Keurig Dr Pepper is likely to retain its strong performance in the Packaged Beverages segment, attributable to a strong performance at warehouses direct and the company-owned DSD (direct store delivery) businesses.  Also, the increased at-home consumption trends amid the COVID-19 pandemic as well as strong market share are likely to keep aiding the segment’s performance in the near term.

Notably, the company has been witnessing market share gains across several major categories — CSD's3, premium unflavored water, shelf-stable fruit drinks, shelf-stable vegetable juice and shelf-stable apple juice as well as apple sauce. The upside is driven by strength in Dr Pepper and Canada Dry CSDs, CORE hydration and evian premium water, Snapple teas and juice drinks, Clamato vegetable juice, and Motts apple juice and apple sauce. Additionally, management highlighted that it raised its carbonated and non-carbonated brand portfolios during the third quarter for effectively meeting the rising demand for beverage products.

Moreover, the company notes that there has been strong growth in at-home coffee consumption due to the work-from-home trend and the inability to visit coffee shops. Consequently, the Coffee Systems segment’s sales increased 3%, backed by an improved volume/mix of 6% in the third quarter. Growth in volume/mix stemmed from a 2.4% increase in pod volumes on a rise in at-home consumption, offset by a decline in away-from-home office. Meanwhile, brewer volumes advanced 34% on robust innovation in the past 24 months.

Further, in coffee, retail consumption for single-serve pods manufactured by Keurig Dr Pepper advanced 10.1% in channels tracked by IRI (Information Resources, Inc.). The dollar market share for Keurig Dr Pepper manufactured pods was a robust 82% in the third quarter, with improved share trends in its owned and licensed brand portfolio.

Additionally, the company witnessed a strong in-market performance in the third quarter. It witnessed dollar consumption growth, with market share gains across several major categories. Management highlighted that total liquid refreshment market share increased more than 90% across its retail base. Among these, growth witnessed in brands like CDS and Snapple as well as juice drinks and CORE premium water is noteworthy.

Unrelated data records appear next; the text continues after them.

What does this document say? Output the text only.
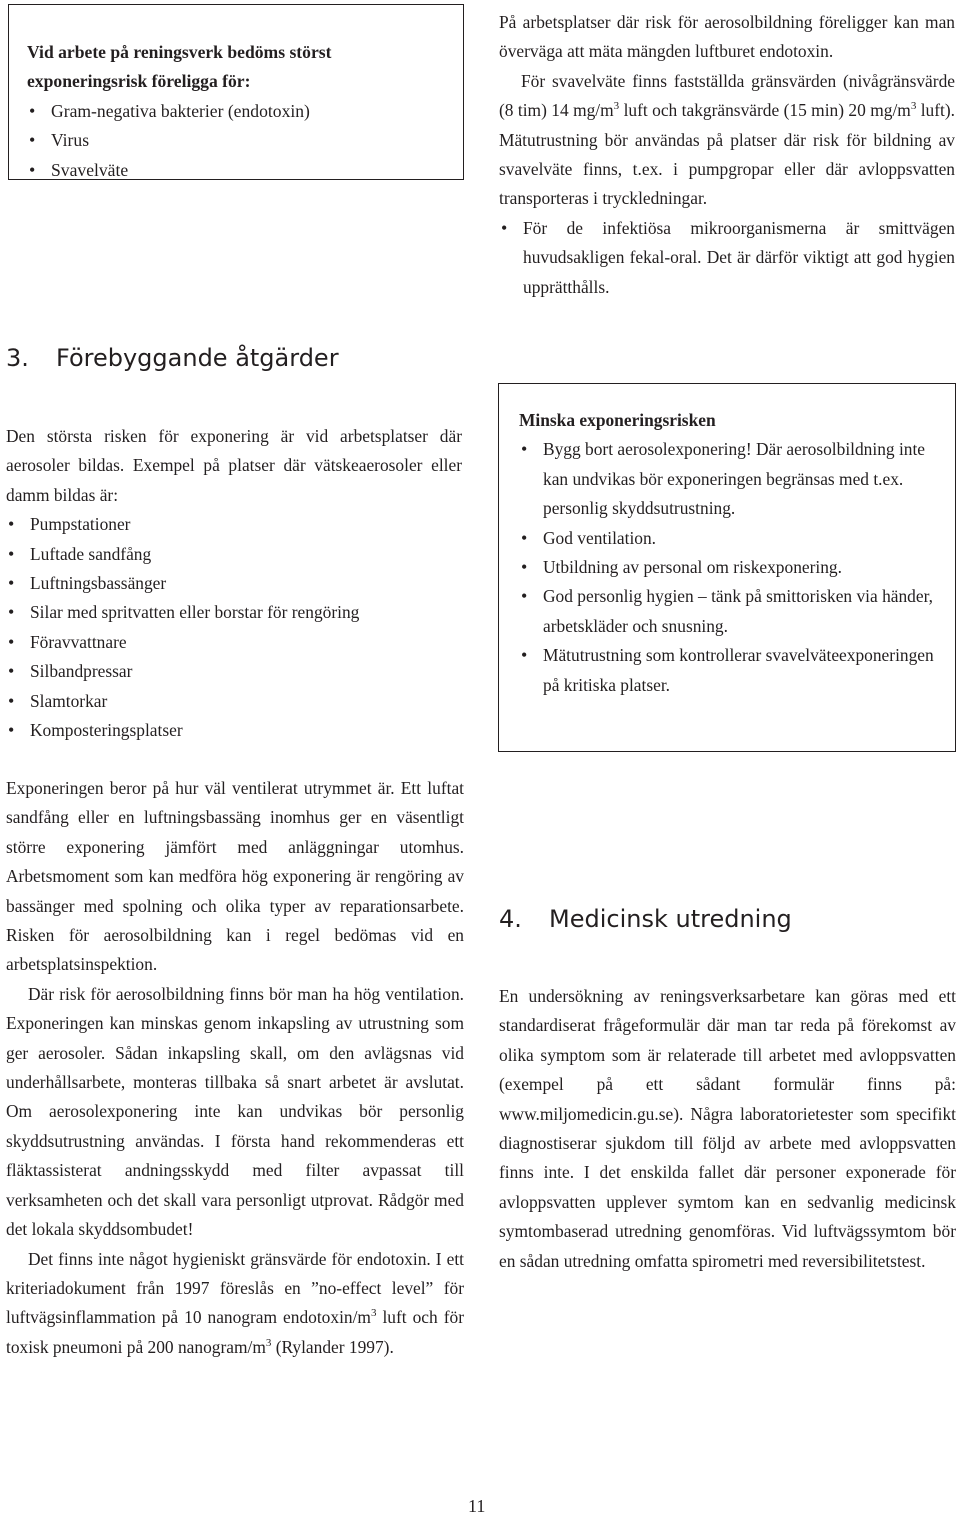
Vid arbete på reningsverk bedöms störst exponeringsrisk föreligga för:

• Gram-negativa bakterier (endotoxin)
• Virus
• Svavelväte
3. Förebyggande åtgärder

Den största risken för exponering är vid arbetsplatser där aerosoler bildas. Exempel på platser där vätskeaerosoler eller damm bildas är:

• Pumpstationer
• Luftade sandfång
• Luftningsbassänger
• Silar med spritvatten eller borstar för rengöring
• Föravvattnare
• Silbandpressar
• Slamtorkar
• Komposteringsplatser

Exponeringen beror på hur väl ventilerat utrymmet är. Ett luftat sandfång eller en luftningsbassäng inomhus ger en väsentligt större exponering jämfört med anläggningar utomhus. Arbetsmoment som kan medföra hög exponering är rengöring av bassänger med spolning och olika typer av reparationsarbete. Risken för aerosolbildning kan i regel bedömas vid en arbetsplatsinspektion.

Där risk för aerosolbildning finns bör man ha hög ventilation. Exponeringen kan minskas genom inkapsling av utrustning som ger aerosoler. Sådan inkapsling skall, om den avlägsnas vid underhållsarbete, monteras tillbaka så snart arbetet är avslutat. Om aerosolexponering inte kan undvikas bör personlig skyddsutrustning användas. I första hand rekommenderas ett fläktassisterat andningsskydd med filter avpassat till verksamheten och det skall vara personligt utprovat. Rådgör med det lokala skyddsombudet!

Det finns inte något hygieniskt gränsvärde för endotoxin. I ett kriteriadokument från 1997 föreslås en ”no-effect level” för luftvägsinflammation på 10 nanogram endotoxin/$m^3$ luft och för toxisk pneumoni på 200 nanogram/$m^3$ (Rylander 1997).

På arbetsplatser där risk för aerosolbildning föreligger kan man överväga att mäta mängden luftburet endotoxin.

För svavelväte finns fastställda gränsvärden (nivågränsvärde (8 tim) 14 $mg/m^3$ luft och takgränsvärde (15 min) 20 $mg/m^3$ luft). Mätutrustning bör användas på platser där risk för bildning av svavelväte finns, t.ex. i pumpgropar eller där avloppsvatten transporteras i tryckledningar.

• För de infektiösa mikroorganismerna är smittvägen huvudsakligen fekal-oral. Det är därför viktigt att god hygien upprätthålls.

Minska exponeringsrisken

• Bygg bort aerosolexponering! Där aerosolbildning inte kan undvikas bör exponeringen begränsas med t.ex. personlig skyddsutrustning.
• God ventilation.
• Utbildning av personal om riskexponering.
• God personlig hygien – tänk på smittorisken via händer, arbetskläder och snusning.
• Mätutrustning som kontrollerar svavelväteexponeringen på kritiska platser.
4. Medicinsk utredning

En undersökning av reningsverksarbetare kan göras med ett standardiserat frågeformulär där man tar reda på förekomst av olika symptom som är relaterade till arbetet med avloppsvatten (exempel på ett sådant formulär finns på: www.miljomedicin.gu.se). Några laboratorietester som specifikt diagnostiserar sjukdom till följd av arbete med avloppsvatten finns inte. I det enskilda fallet där personer exponerade för avloppsvatten upplever symtom kan en sedvanlig medicinsk symtombaserad utredning genomföras. Vid luftvägssymtom bör en sådan utredning omfatta spirometri med reversibilitetstest.

11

Moreover, the company has been seeing a slow recovery in restaurant traffic, which has been supporting the Beverage Concentrate segment. The company expects increased household penetration across both hot and cold beverage portfolios to continue.

The company’s market share growth is being supported by efficient marketing and product innovation strategies. Notably, Keurig Dr Pepper is investing in boosting distribution platforms and e-commerce operations.


While headwinds related to the pandemic are likely to continue in the near term, we believe that these solid fundamentals are likely to keep the company’s existing momentum in the days ahead.

Stocks to Consider

The Boston Beer Company, Inc. SAM delivered an earnings surprise of 23.1%, on average, in the trailing four quarters. It currently carries a Zacks Rank #2 (Buy). You can see the complete list of today’s Zacks #1 Rank (Strong Buy) stocks here.

Molson Coors Beverage Company TAP, also a Zacks Rank #2 stock, has an expected long-term earnings growth rate of 3.7%.

Monster Beverage Corporation MNST has an expected long-term earnings growth rate of 12%. It currently carries a Zacks Rank #2.